Systematic Investigation of Solar Modulation of Galactic Protons for Solar Cycle 23 using a Monte Carlo Approach with Particle Drift Effects and Latitudinal Dependence

TL;DR

This study models galactic proton propagation through the heliosphere during solar cycle 23 using a 2-D Monte Carlo method that incorporates solar activity variations, drift effects, and latitudinal dependence, aligning well with observational data.

Contribution

It introduces a comprehensive 2-D Monte Carlo model that includes drift effects and latitudinal dependence to simulate cosmic ray modulation during solar cycle 23.

Findings

Model agrees with BESS, AMS, and PAMELA data.

Reproduces latitudinal gradient and southward offset observed by Ulysses.

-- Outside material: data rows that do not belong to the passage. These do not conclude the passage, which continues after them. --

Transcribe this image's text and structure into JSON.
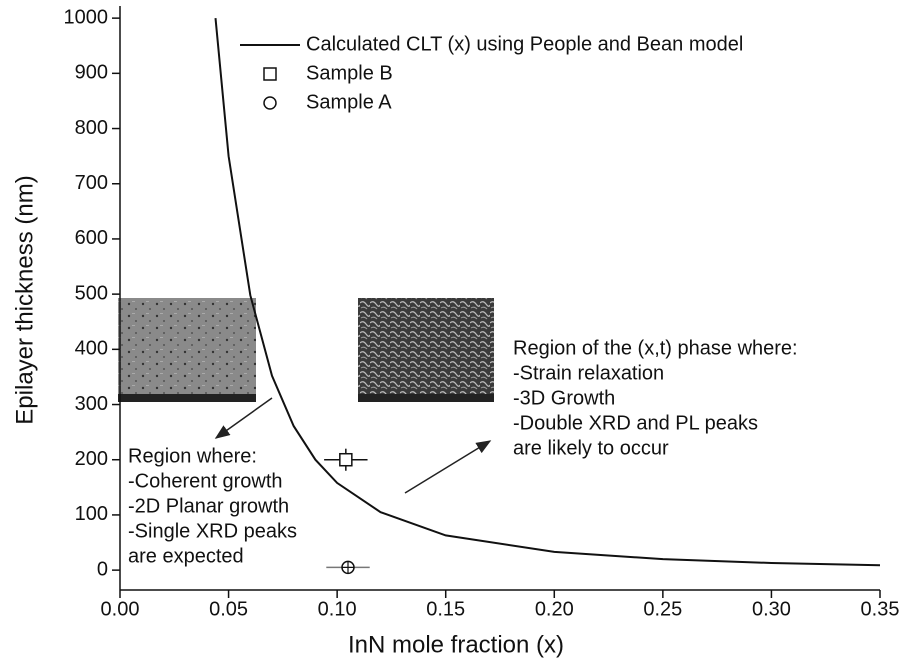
{
  "chart_data": {
    "type": "line",
    "xlabel": "InN mole fraction (x)",
    "ylabel": "Epilayer thickness (nm)",
    "xlim": [
      0,
      0.35
    ],
    "ylim": [
      -36,
      1022
    ],
    "xticks": [
      {
        "value": 0,
        "label": "0.00"
      },
      {
        "value": 0.05,
        "label": "0.05"
      },
      {
        "value": 0.1,
        "label": "0.10"
      },
      {
        "value": 0.15,
        "label": "0.15"
      },
      {
        "value": 0.2,
        "label": "0.20"
      },
      {
        "value": 0.25,
        "label": "0.25"
      },
      {
        "value": 0.3,
        "label": "0.30"
      },
      {
        "value": 0.35,
        "label": "0.35"
      }
    ],
    "yticks": [
      0,
      100,
      200,
      300,
      400,
      500,
      600,
      700,
      800,
      900,
      1000
    ],
    "legend": "upper right",
    "series": [
      {
        "name": "Calculated CLT (x) using People and Bean model",
        "type": "line",
        "color": "#111111",
        "x": [
          0.044,
          0.05,
          0.06,
          0.07,
          0.08,
          0.09,
          0.1,
          0.12,
          0.15,
          0.2,
          0.25,
          0.3,
          0.35
        ],
        "values": [
          1000,
          750,
          498,
          352,
          261,
          200,
          158,
          105,
          63,
          33,
          20,
          13,
          9
        ]
      },
      {
        "name": "Sample B",
        "type": "scatter",
        "marker": "square",
        "color": "#111111",
        "x": [
          0.104
        ],
        "values": [
          200
        ],
        "xerr": [
          0.01
        ],
        "yerr": [
          20
        ]
      },
      {
        "name": "Sample A",
        "type": "scatter",
        "marker": "circle-plus",
        "color": "#111111",
        "x": [
          0.105
        ],
        "values": [
          5
        ],
        "xerr": [
          0.01
        ]
      }
    ],
    "annotations": [
      {
        "lines": [
          "Region where:",
          "-Coherent growth",
          "-2D Planar growth",
          "-Single XRD peaks",
          "are expected"
        ]
      },
      {
        "lines": [
          "Region of the (x,t) phase where:",
          "-Strain relaxation",
          "-3D Growth",
          "-Double XRD and PL peaks",
          "are likely to occur"
        ]
      }
    ]
  }
}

Simulates solar modulation effects during cycle 23.

Abstract

A propagation model of galactic cosmic protons through the Heliosphere was implemented using a 2-D Monte Carlo approach to determine the differential intensities of protons during the solar cycle 23. The model includes the effects due to the variation of solar activity during the propagation of cosmic rays from the boundary of the heliopause down to Earth's position. Drift effects are also accounted for. The simulated spectra were found in agreement with those obtained with experimental observations carried out by BESS, AMS and PAMELA collaborations. In addition, the modulated spectrum determined with the present code for the year 1995 exhibits the latitudinal gradient and equatorial southward offset minimum found by Ulysses fast scan in 1995.